Danielle Morrill is the CEO & Cofounder of Mattermark, where her team helps dealmakers research and qualify opportunities to do business with the world's fastest growing private companies.
What does entrepreneurship mean to you?
Danielle: Entrepreneurship gives me the freedom to create something that did not previously exist in the world, and bring together people who also want to make this same thing real. In our case, we want to see all the business information in the world organized into a resource that any business person can use at a very reasonable cost, to do their job. Far too many people spend time being spreadsheet monkeys instead of doing the creative and unique work they are capable of doing.
What are you most proud of having accomplished?
Danielle: I recently celebrated my 4 year anniversary as a CEO, it's hard to believe I have now been in this role more than 10% of my life and longer than any other job I previously held. My greatest accomplishment, which is ongoing, is the development of a long view for what I am working on and how it brings meaning to my life.
If you could change something from your past, what would it be?
Danielle: I wouldn't change anything about my past, everything that has happened so far has brought me to this point. For example, I had to shut down my previous startup Referly a year in. We had realized that our business model would not scale, but we pivoted that to build Mattermark.
Tell us about an instance when you went against the flow to achieve your goal.
Danielle: Most of the students in my affluent hometown applied to Ivy League schools, but I did not apply to any 4-year college, even though I had scored very well on the SAT's. I thought my peers went to college not knowing what they wanted out of that experience, and they'd graduate college without a direction. At some point, they'd end up becoming a check-the-box person. I briefly attended community college so my parents would continue to financially support me, but dropped out quickly after only two quarters to work for a Fortune 500 company where I got an internship which soon turned it into a full-time job. For years, people told me I was ruining my life by not going to college. It's really only after raising millions of dollars of funding that my parents and others started to chuckle and admit I made the right call.
What drives you? How do you measure success for yourself?
Danielle: I am very interested in time, which is each person's most scarce and precious resource.

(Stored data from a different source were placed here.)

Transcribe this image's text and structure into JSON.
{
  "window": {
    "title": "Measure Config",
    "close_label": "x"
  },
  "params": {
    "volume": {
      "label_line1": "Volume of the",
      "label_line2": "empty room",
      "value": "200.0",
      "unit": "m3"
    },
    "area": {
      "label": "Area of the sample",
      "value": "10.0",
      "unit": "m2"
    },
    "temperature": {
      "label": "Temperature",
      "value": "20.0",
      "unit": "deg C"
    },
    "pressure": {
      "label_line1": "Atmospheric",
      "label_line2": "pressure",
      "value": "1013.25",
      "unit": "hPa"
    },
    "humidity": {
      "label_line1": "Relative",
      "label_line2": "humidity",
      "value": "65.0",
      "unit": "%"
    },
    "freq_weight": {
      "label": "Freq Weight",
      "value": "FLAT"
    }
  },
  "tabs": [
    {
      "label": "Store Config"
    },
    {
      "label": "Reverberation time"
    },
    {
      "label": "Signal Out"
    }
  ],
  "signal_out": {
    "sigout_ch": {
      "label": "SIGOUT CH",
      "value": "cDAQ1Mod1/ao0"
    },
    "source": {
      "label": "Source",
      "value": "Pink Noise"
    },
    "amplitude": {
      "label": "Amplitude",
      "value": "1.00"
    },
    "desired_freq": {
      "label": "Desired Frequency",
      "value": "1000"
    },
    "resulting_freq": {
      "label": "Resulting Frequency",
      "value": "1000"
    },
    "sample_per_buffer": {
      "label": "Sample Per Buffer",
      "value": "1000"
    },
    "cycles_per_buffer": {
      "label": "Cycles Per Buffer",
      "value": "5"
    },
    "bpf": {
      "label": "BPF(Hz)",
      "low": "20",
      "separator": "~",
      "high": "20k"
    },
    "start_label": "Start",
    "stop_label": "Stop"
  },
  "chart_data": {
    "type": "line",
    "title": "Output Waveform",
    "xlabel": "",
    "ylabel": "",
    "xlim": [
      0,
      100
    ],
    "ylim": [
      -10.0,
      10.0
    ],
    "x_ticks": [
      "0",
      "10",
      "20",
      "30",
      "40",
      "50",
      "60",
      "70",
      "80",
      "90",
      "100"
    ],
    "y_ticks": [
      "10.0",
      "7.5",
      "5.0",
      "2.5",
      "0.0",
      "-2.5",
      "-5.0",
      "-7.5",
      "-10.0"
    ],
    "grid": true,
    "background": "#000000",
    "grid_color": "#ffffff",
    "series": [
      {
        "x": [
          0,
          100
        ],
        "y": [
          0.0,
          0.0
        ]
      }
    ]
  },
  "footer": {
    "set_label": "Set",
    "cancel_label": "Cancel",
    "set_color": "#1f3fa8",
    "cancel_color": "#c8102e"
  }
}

I have gone through phases of fascination in time-travel, slowing down time, and finding the optimal state for being. I am driven by my desire to solve problems, and I measure success by how deeply I feel my own freedom to act on the world and explore both my inner life (introspection) and control or change my environment.
You are "organizing world's business information" at Mattermark. What metrics and framework do you use?
Danielle: Figuring out the solution space for "business information" is the most immediate challenge. We started off as an ad and event based revenue model, but we have evolved into a more sophisticated solutions provider to help dealmakers spend less time on qualifying and more time on targeting and selling. We want to give people their time back!
What advice would you give to millennials who are interested in entrepreneurship and technology?
Danielle: Don't just do things to check the box. When I hire, I look for people with a long term attitude, who are interested in solving problems and won't merely go through motions and go home at 5 pm. Know why you want to go college, why you want a certain job and so on. I'd want to know that you can make judgement calls without oversight, so you need to have demonstrated conscious and thoughtful decision making.